Born in 1959 in Kumamoto, Japan, Toshi Sakamoto has devoted his life to the art of Japanese drumming (wadaiko) and to its advancement across Australia and the AsiaPacific region. In 1987 Toshi co-founded a taiko conservation group, the “Rindo Daiko Association” in Kumamoto, and began to perform. He received training from Takashi Fukuda, a percussionist with the Kumamoto Philharmonic Orchestra, and received intensive lessons and training from Ondekoza’s Yuu Imafuku as well as various well known taiko teams in the area. Toshi also participated in the start-up of the Kumamoto Castle Taiko group.
In 1995, Toshi arrived in Australia for the first time as a voluntary member of a Japanese cultural exchange team. He worked for nine months on cultural activities centred around taiko performance. In 1996, he was invited back to the same position. He settled in Australia in the same year, and established Melbourne’s first ever professional taiko training classes. The advanced students from these classes went on to join Toshi and Junko Sakamoto who formed the formal performing ensemble of Wadaiko Rindo.
Wadaiko Rindo has gone from strength to strength, sharing the beauty of Japanese music through classes and performances at music, arts and cultural festivals, educational forums all over Australia, and several overseas tours to Fiji, New Caledonia, China and Japan.
In 2005, Toshi’s tenth anniversary in Australia, the annual student concert was held with 90 students, young and old. Since then, his students have multiplied in number with around 130 currently active.
“It is a pleasure to see that many of my students are making taiko a strong part of their life.
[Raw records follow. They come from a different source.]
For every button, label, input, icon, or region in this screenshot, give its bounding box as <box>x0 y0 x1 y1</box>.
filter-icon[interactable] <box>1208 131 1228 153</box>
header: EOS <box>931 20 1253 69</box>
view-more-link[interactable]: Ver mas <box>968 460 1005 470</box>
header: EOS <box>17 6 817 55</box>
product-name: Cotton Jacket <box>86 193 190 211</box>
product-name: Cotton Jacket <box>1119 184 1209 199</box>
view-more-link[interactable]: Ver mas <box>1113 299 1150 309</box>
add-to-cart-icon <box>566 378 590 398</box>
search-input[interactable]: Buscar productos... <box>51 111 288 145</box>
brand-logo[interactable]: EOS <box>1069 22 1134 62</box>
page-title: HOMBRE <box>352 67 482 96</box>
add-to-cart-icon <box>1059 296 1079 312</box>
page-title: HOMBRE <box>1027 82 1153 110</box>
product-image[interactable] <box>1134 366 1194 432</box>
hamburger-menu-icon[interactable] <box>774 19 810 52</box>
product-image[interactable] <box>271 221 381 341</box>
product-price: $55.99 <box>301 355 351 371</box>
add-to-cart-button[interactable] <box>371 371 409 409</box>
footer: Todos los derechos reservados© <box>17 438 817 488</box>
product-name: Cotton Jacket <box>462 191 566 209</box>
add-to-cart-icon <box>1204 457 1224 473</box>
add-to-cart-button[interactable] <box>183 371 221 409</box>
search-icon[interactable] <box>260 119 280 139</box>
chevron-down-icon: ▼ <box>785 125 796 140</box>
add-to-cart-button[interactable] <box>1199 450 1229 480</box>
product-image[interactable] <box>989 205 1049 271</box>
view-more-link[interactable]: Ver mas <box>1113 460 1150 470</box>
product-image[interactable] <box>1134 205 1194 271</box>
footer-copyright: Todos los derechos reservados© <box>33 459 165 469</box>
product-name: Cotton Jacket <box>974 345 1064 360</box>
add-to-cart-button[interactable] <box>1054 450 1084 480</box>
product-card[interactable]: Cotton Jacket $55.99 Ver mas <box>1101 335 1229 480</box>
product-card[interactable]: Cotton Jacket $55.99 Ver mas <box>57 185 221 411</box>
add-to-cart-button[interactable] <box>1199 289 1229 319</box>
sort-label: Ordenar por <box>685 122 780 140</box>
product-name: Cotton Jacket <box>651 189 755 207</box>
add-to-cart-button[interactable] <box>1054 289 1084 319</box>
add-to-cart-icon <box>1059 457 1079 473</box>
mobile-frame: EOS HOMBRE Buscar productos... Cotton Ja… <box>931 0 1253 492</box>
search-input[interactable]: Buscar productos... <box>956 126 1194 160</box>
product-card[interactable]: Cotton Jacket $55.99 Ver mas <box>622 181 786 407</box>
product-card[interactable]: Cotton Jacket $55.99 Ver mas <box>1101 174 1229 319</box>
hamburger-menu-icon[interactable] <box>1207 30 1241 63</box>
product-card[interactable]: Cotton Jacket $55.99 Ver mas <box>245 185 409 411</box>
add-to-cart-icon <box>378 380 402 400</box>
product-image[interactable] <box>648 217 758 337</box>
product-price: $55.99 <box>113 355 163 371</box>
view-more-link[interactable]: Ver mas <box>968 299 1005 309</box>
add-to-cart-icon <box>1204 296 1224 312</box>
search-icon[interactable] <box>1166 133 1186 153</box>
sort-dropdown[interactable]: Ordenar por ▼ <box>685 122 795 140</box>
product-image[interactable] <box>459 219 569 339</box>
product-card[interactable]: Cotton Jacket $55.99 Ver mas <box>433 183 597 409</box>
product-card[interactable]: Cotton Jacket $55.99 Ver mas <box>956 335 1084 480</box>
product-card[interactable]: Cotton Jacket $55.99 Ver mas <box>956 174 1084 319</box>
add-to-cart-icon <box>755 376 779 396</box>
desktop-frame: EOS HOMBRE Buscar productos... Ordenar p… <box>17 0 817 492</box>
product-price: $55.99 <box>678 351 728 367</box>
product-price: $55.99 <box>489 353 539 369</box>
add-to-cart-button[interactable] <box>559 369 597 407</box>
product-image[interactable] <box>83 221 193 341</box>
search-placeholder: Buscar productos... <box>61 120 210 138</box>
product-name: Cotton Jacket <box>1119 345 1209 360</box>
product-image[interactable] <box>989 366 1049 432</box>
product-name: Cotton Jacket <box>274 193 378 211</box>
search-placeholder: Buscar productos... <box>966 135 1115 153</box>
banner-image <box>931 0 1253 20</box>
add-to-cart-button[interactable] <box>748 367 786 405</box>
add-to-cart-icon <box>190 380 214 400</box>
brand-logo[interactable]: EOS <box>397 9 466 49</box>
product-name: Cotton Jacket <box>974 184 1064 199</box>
Some are teaching it as part of the curriculum at their primary and high schools where they hold teaching posts, and others yet are forming unique performance groups with other Japanese instruments as a focus, like the shamisen (Japanese banjo) and various fue (wind instruments) like the shinobue and shakuhachi. Many have just made it part of their physical and mental exercise regime. It’s wonderful to see taiko grow and spread, and touch so many lives.”